Investment Sentiment: Defensive Rotations and Hedging Rise
Despite mounting valuation concerns, the latest survey data shows that institutional investors have increased their equity allocations to their highest since early 2022—arguably chasing performance as FOMO (fear of missing out) continues to drive flows. However, beneath the surface, there is evidence of defensive repositioning. Flows into sectors like consumer staples, healthcare, and utilities have accelerated, while high-growth tech and speculative startups are seeing a slowdown in new capital.
Moreover, demand for downside hedges and portfolio insurance—using options, volatility products, and alternative assets—has risen sharply over the past quarter, as indicated by surging volumes in S&P 500 put contracts and volatility exchange-traded products. Gold prices have pushed above $2,200 per ounce, another sign of hedging against potential equity downturns.

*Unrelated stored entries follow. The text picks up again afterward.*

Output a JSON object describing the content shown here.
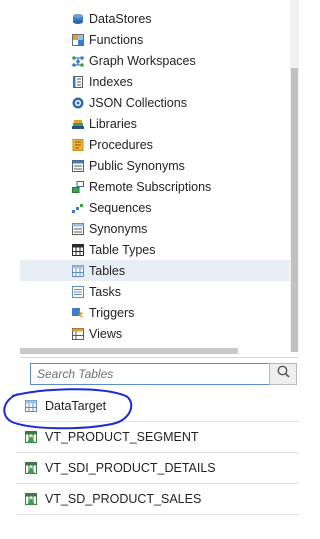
{
  "tree": {
    "items": [
      {
        "label": "DataStores",
        "icon": "datastores-icon"
      },
      {
        "label": "Functions",
        "icon": "functions-icon"
      },
      {
        "label": "Graph Workspaces",
        "icon": "graph-workspaces-icon"
      },
      {
        "label": "Indexes",
        "icon": "indexes-icon"
      },
      {
        "label": "JSON Collections",
        "icon": "json-collections-icon"
      },
      {
        "label": "Libraries",
        "icon": "libraries-icon"
      },
      {
        "label": "Procedures",
        "icon": "procedures-icon"
      },
      {
        "label": "Public Synonyms",
        "icon": "public-synonyms-icon"
      },
      {
        "label": "Remote Subscriptions",
        "icon": "remote-subscriptions-icon"
      },
      {
        "label": "Sequences",
        "icon": "sequences-icon"
      },
      {
        "label": "Synonyms",
        "icon": "synonyms-icon"
      },
      {
        "label": "Table Types",
        "icon": "table-types-icon"
      },
      {
        "label": "Tables",
        "icon": "tables-icon",
        "selected": true
      },
      {
        "label": "Tasks",
        "icon": "tasks-icon"
      },
      {
        "label": "Triggers",
        "icon": "triggers-icon"
      },
      {
        "label": "Views",
        "icon": "views-icon"
      }
    ]
  },
  "search": {
    "placeholder": "Search Tables",
    "value": ""
  },
  "results": [
    {
      "label": "DataTarget",
      "icon": "table-icon"
    },
    {
      "label": "VT_PRODUCT_SEGMENT",
      "icon": "virtual-table-icon"
    },
    {
      "label": "VT_SDI_PRODUCT_DETAILS",
      "icon": "virtual-table-icon"
    },
    {
      "label": "VT_SD_PRODUCT_SALES",
      "icon": "virtual-table-icon"
    }
  ],
  "colors": {
    "selection": "#e8eef5",
    "annotation": "#1a2bd6",
    "search_border": "#5b8cc4"
  }
}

Rotation Risks: The AI Factor and Tech Dominance
The dominance of AI and semiconductor stocks—Nvidia, for instance, is up more than 30% in the first three quarters of 2025—remains a paradoxical driver of both bullishness and valuation worries. While investors are enthusiastic about the transformative potential of artificial intelligence, valuation multiples have expanded to levels not seen since the 2000 tech bubble. The forward price-to-earnings ratios for some leading AI names exceed 35, well above the S&P 500 historical average of 16 to 18.
Several analysts warn that any disappointment in AI adoption trends, regulatory headwinds, or geopolitical disruptions—especially in key markets like China—could trigger a swift unwind in tech sector leadership, with broad consequences for index valuations.

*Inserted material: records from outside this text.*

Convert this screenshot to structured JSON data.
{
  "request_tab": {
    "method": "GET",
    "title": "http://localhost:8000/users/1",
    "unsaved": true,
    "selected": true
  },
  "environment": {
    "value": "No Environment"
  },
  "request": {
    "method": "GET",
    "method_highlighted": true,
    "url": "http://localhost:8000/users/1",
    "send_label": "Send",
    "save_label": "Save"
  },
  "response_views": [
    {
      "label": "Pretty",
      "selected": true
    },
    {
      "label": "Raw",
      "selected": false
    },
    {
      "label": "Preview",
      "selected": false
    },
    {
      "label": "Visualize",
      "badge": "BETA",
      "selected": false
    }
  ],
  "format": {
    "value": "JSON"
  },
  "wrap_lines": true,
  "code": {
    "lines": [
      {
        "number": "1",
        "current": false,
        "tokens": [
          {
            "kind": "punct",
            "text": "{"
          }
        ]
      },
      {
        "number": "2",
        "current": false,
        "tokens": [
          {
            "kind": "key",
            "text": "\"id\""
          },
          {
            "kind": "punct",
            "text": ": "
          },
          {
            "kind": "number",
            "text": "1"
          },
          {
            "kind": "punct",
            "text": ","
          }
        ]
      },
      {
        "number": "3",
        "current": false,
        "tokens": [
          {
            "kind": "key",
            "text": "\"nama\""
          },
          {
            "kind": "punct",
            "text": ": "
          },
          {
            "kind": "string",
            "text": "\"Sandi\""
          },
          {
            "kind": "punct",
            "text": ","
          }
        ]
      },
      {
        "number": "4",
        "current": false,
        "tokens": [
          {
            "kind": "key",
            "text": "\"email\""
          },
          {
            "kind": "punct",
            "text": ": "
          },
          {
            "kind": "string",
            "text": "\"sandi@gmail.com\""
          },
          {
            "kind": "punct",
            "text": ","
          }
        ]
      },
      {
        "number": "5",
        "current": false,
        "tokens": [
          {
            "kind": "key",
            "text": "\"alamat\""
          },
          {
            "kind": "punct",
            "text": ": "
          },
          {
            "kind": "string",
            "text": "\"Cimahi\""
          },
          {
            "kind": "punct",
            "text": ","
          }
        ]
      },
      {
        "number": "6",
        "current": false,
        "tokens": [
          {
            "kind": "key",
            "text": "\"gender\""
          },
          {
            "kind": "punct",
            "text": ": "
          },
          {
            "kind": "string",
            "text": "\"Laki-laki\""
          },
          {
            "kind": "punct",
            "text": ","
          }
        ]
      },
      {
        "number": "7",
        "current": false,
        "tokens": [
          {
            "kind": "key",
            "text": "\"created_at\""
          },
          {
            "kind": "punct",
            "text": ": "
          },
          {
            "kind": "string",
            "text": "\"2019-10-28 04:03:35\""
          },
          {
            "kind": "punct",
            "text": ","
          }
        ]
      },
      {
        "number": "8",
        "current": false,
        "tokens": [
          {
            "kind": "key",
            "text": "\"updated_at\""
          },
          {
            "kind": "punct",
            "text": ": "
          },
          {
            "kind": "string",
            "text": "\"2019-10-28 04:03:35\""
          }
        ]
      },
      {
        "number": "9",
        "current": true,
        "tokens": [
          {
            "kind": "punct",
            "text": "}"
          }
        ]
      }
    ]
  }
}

Strategic Outlook: Navigating Uncertainty
So what does this mean for investors and capital markets? Experts advise a blend of caution and tactical agility for the remainder of 2025. Diversification across asset classes and geographies is recommended, as is a focus on companies with strong balance sheets and steady cash flows. Some are advocating incremental allocation to bonds, where yields—after the Fed’s hiking cycle—remain attractive relative to equities for the first time in years.
In addition, many asset managers are reviewing their private market and alternative investments, seeking resilient sources of return that are less correlated to equity index performance. Within public equities, value stocks and dividend payers are regaining attention as viable counterweights to growth-driven names.
Conclusion: The Cautious Road Ahead
With most major indices priced for perfection and more fund managers than ever flagging overvaluation risks, the second half of 2025 could prove volatile for global equity markets. While the bull market has shown remarkable resilience so far, investors may need to brace for bigger swings as economic and policy narratives evolve. Carefully monitoring macro data, central bank signals, and corporate earnings will be crucial for navigating uncertain waters over the coming months.